We are in the unfortunate position of having to upgrade from 6.0.4 to 7.0.5 and are duly nervous.
Is there anything in particular to watch for? I have looked at NEWS and CHANGES and obviously, the changes from 6.0.4 to 7.0.5 are many.
I was thinking of taking some existing btests, running the traces in 6.0.4 as a baseline and then comparing in 7.0.5? Maybe my thinking is wrong and tests will break due to some changes?
What are the best practices for upgrading?
Not sure about best practices, but running a separate instance/infrastructure for the next version and comparing differences with your production environment is one approach. Or, having existing integration tests replaying defined traffic and doing checking on the logs.
If you have the ability to capture some of your production traffic as a PCAP, you could also run zeek -r with Zeek 6 and Zeek 7 and look for any surprising discrepancies (which we’d be happy to hear about). Make sure you’re loading any custom scripts for both versions, too.
Thank you, I will do this and post any pertinent info here.
Hi, I am just setting up 7.0.5 and have run into an issue setting up a broker. Perhaps its just me but if you run into any issues, please let me know, especially if you solve them. I will do the same.
If you describe the issue, perhaps someone will be able to help you 
Sure thing! When I install broker using pip, I get the error that the “Endpoint not found”.
broker version: 0.6.5
zeek version: 7.0.5
The script used:
import broker
with broker.Endpoint() as ep,
...do the thing...
I have read that zeek needs to be paired with a specific version of broker. Is this true? If so, what version should I be using?
edit
found announcement Introducing Zeek 7.1
Error persist after updating to 7.1.0:
Instead of using broker from pip or compiling it by hand, could you adapt PYTHONPATH for test-broker.py to point to your Zeek 7.1 installation’s lib/zeek/python directory?
Within the 7.1 container images, this works fine, it should be the same on your local system. You might need to adapt /usr/local/zeek to the prefix used at ./configure time.

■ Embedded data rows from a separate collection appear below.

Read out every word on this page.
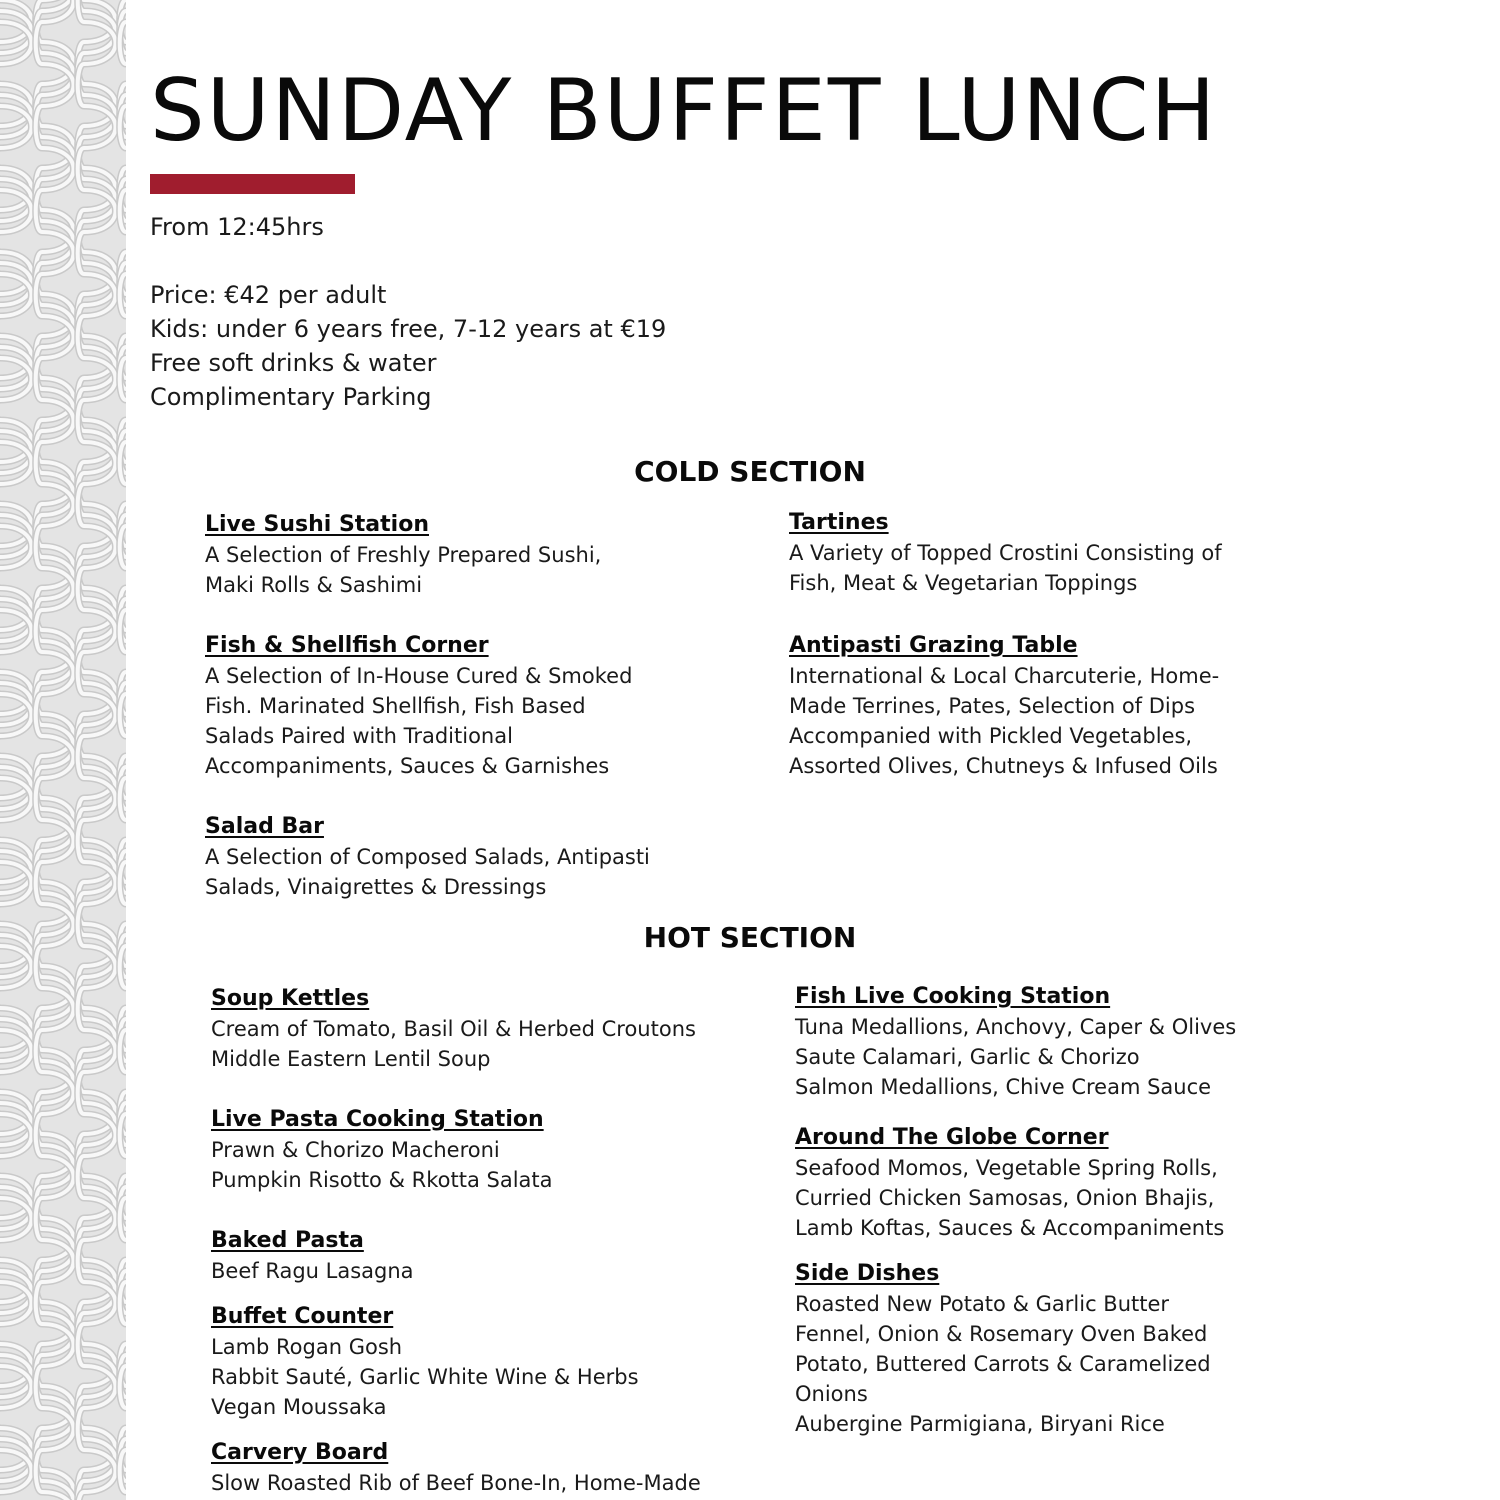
SUNDAY BUFFET LUNCH
From 12:45hrs
Price: €42 per adult
Kids: under 6 years free, 7-12 years at €19
Free soft drinks & water
Complimentary Parking
COLD SECTION
Live Sushi Station
A Selection of Freshly Prepared Sushi,
Maki Rolls & Sashimi
Tartines
A Variety of Topped Crostini Consisting of
Fish, Meat & Vegetarian Toppings
Fish & Shellfish Corner
A Selection of In-House Cured & Smoked
Fish. Marinated Shellfish, Fish Based
Salads Paired with Traditional
Accompaniments, Sauces & Garnishes
Antipasti Grazing Table
International & Local Charcuterie, Home-
Made Terrines, Pates, Selection of Dips
Accompanied with Pickled Vegetables,
Assorted Olives, Chutneys & Infused Oils
Salad Bar
A Selection of Composed Salads, Antipasti
Salads, Vinaigrettes & Dressings
HOT SECTION
Soup Kettles
Cream of Tomato, Basil Oil & Herbed Croutons
Middle Eastern Lentil Soup
Fish Live Cooking Station
Tuna Medallions, Anchovy, Caper & Olives
Saute Calamari, Garlic & Chorizo
Salmon Medallions, Chive Cream Sauce
Live Pasta Cooking Station
Prawn & Chorizo Macheroni
Pumpkin Risotto & Rkotta Salata
Around The Globe Corner
Seafood Momos, Vegetable Spring Rolls,
Curried Chicken Samosas, Onion Bhajis,
Lamb Koftas, Sauces & Accompaniments
Baked Pasta
Beef Ragu Lasagna	Side Dishes
Roasted New Potato & Garlic Butter
Fennel, Onion & Rosemary Oven Baked
Potato, Buttered Carrots & Caramelized
Onions
Aubergine Parmigiana, Biryani Rice
Buffet Counter
Lamb Rogan Gosh
Rabbit Sauté, Garlic White Wine & Herbs
Vegan Moussaka
Carvery Board
Slow Roasted Rib of Beef Bone-In, Home-Made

$ docker run --rm -it zeek/zeek:7.1
root@a299bcb956a8:/ PYTHONPATH=.:/usr/local/zeek/lib/zeek/python python3
Python 3.11.2 (main, Sep 14 2024, 03:00:30) [GCC 12.2.0] on linux
Type "help", "copyright", "credits" or "license" for more information.
>>> import broker
>>> print(broker)
<module 'broker' from '/usr/local/zeek/lib/zeek/python/broker/__init__.py'>
>>> broker.Endpoint()
ff835a78-f640-554c-9f85-0595cd8b3df1
Hope this helps, Arne.
I sure can, thanks for the tip! I am working on getting the broker to work in c++ but writing zeek scripts using the broker works fine as well now.
I have a couple questions now that docker was brought up:
Is there a significant performance penalty when running zeek in a container or is it negligible?
How do you manage your migrations to different versions of zeek?